L’origine ou Todtnauberg

Je viens de là. Ou de pas loin. Donc: pas innocent.

La forêt que regardait Heidegger — je l’ai respirée.

Pas par choix. Par origine.

Vous pourriez croire que Todtnauberg n’est qu’une série photo. Une proposition esthétique parmi d’autres. Ce serait une erreur. Todtnauberg naît d’une inquiétude profonde : ce que l’Histoire a laissé en dépôt dans nos paysages, nos familles, nos habitudes de voir. Ce résidu lourd, souvent tus, que l’Europe préfère contourner plutôt que regarder en face — alors qu’il revient, toujours, sous d’autres noms, d’autres masques.

Je suis né à quelques kilomètres de Todtnauberg. Ce lieu n’est pas une abstraction, c’est mon sol d’origine, le premier horizon de mon regard. Revenir là n’a rien d’une promenade. C’est revenir dans un territoire intime où l’Histoire n’a jamais cessé de travailler la mémoire, la mienne comme celle de tant d’autres. Chez moi — mais un chez moi fissuré.

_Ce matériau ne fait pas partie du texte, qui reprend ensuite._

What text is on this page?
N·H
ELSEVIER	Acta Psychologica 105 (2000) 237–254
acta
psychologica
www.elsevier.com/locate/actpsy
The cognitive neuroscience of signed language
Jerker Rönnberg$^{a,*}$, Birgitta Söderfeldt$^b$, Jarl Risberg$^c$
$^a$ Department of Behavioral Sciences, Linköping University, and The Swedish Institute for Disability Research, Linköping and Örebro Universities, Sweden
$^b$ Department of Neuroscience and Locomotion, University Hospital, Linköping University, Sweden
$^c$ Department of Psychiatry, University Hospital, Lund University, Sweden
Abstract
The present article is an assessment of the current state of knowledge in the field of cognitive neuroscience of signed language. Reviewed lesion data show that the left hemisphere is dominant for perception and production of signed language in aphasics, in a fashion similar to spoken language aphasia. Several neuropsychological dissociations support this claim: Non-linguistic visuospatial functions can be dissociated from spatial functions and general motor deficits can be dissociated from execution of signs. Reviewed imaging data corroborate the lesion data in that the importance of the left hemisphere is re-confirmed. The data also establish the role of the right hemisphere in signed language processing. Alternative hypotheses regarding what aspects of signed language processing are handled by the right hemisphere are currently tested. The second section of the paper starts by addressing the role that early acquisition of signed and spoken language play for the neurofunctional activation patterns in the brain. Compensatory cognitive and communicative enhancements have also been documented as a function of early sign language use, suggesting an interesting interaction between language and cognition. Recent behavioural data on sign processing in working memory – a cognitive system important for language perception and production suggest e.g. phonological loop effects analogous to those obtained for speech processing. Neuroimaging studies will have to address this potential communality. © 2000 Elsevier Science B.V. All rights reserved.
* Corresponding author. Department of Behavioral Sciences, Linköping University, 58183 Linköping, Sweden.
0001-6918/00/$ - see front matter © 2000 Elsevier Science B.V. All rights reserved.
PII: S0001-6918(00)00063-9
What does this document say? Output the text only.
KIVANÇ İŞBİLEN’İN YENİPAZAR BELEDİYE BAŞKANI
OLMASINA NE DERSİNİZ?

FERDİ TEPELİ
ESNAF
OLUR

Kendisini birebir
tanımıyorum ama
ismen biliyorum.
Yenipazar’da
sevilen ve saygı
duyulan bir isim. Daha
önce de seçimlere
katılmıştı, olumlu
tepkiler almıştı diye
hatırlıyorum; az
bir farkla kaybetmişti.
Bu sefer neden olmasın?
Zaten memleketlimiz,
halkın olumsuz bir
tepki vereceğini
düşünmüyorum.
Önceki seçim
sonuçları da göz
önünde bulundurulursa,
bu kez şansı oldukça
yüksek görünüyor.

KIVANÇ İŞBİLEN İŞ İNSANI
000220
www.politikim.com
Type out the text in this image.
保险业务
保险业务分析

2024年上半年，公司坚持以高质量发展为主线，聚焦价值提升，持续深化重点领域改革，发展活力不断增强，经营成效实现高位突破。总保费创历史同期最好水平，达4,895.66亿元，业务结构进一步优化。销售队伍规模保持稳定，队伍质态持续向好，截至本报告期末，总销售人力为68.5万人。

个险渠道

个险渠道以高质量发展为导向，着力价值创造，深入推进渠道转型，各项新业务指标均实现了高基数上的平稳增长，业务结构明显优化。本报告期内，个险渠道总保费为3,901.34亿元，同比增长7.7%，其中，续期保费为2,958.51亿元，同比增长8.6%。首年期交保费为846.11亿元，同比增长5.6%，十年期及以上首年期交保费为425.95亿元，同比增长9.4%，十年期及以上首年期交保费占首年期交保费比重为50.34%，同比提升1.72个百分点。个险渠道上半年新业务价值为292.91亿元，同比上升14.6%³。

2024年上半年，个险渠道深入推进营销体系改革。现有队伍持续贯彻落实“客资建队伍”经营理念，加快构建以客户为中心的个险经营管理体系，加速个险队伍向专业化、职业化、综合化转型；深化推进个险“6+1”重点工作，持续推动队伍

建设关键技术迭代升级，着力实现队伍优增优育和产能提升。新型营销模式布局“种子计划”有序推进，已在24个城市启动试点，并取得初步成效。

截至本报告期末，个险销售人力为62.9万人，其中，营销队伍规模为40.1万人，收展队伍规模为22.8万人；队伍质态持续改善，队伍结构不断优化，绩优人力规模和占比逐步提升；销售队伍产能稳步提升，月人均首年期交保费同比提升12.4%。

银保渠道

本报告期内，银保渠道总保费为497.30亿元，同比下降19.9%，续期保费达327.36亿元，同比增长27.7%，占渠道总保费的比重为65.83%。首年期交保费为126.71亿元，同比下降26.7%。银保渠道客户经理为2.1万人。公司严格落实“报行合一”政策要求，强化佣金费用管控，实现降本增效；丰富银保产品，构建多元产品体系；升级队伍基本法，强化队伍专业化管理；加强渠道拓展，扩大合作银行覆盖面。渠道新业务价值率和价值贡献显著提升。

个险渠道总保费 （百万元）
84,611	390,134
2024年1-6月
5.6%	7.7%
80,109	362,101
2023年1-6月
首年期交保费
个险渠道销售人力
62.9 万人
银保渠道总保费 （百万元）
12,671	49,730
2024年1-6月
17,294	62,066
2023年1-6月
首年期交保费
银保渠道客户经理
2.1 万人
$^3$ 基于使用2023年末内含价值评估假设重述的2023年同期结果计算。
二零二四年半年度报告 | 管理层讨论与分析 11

Tout part de cette cabane de la Forêt-Noire. Heidegger, après la Shoah, y reçoit Paul Celan. Un philosophe qui esquive l’aveu. Un poète rescapé qui attend un mot qui ne viendra pas. Une scène minuscule, mais décisive : l’un des plus grands penseurs du XXᵉ siècle refuse d’assumer sa compromission. Voilà la fracture originelle. Voilà le déni autour duquel l’Europe n’a jamais cessé de tourner.

C’est à partir de cette fissure que Todtnauberg se déploie. Une enquête à ciel ouvert sur une mémoire européenne qui, sous des dehors apaisés, reste une terre minée. Les paysages photographiés — Verdun, Amsterdam, la Forêt-Noire — ne sont pas des lieux. Ce sont des archives. Des preuves. Des scènes de crime dont la nature a recouvert les plaies sans jamais les cicatriser.

Dans cette enquête, une lecture m’a aiguillé : Les Origines de Reiner Schürmann. Livre testamentaire, écrit sous l’urgence de la fin. Schürmann y casse l’illusion du “sol natal”, de la filiation claire, de l’origine qui rassure. Il montre que l’origine est une blessure, pas un mythe. Une fracture, pas un socle. Ce que j’ai compris, en le lisant, c’est que ma propre origine — Todtnauberg — était de cet ordre : non pas une racine, mais un éclat.

Dans la série, un sol presque abstrait photographié à Verdun parle de lui-même : industrialisation de la mort, millions de vies réduites à des chiffres et englouties dans la boue. Plus loin, à Amsterdam, après la maison d’Anne Frank, une simple mèche de cheveux de ma fille sur un drap blanc fait remonter la Shoah dans le geste le plus banal. La mémoire ne prévient pas : elle surgit.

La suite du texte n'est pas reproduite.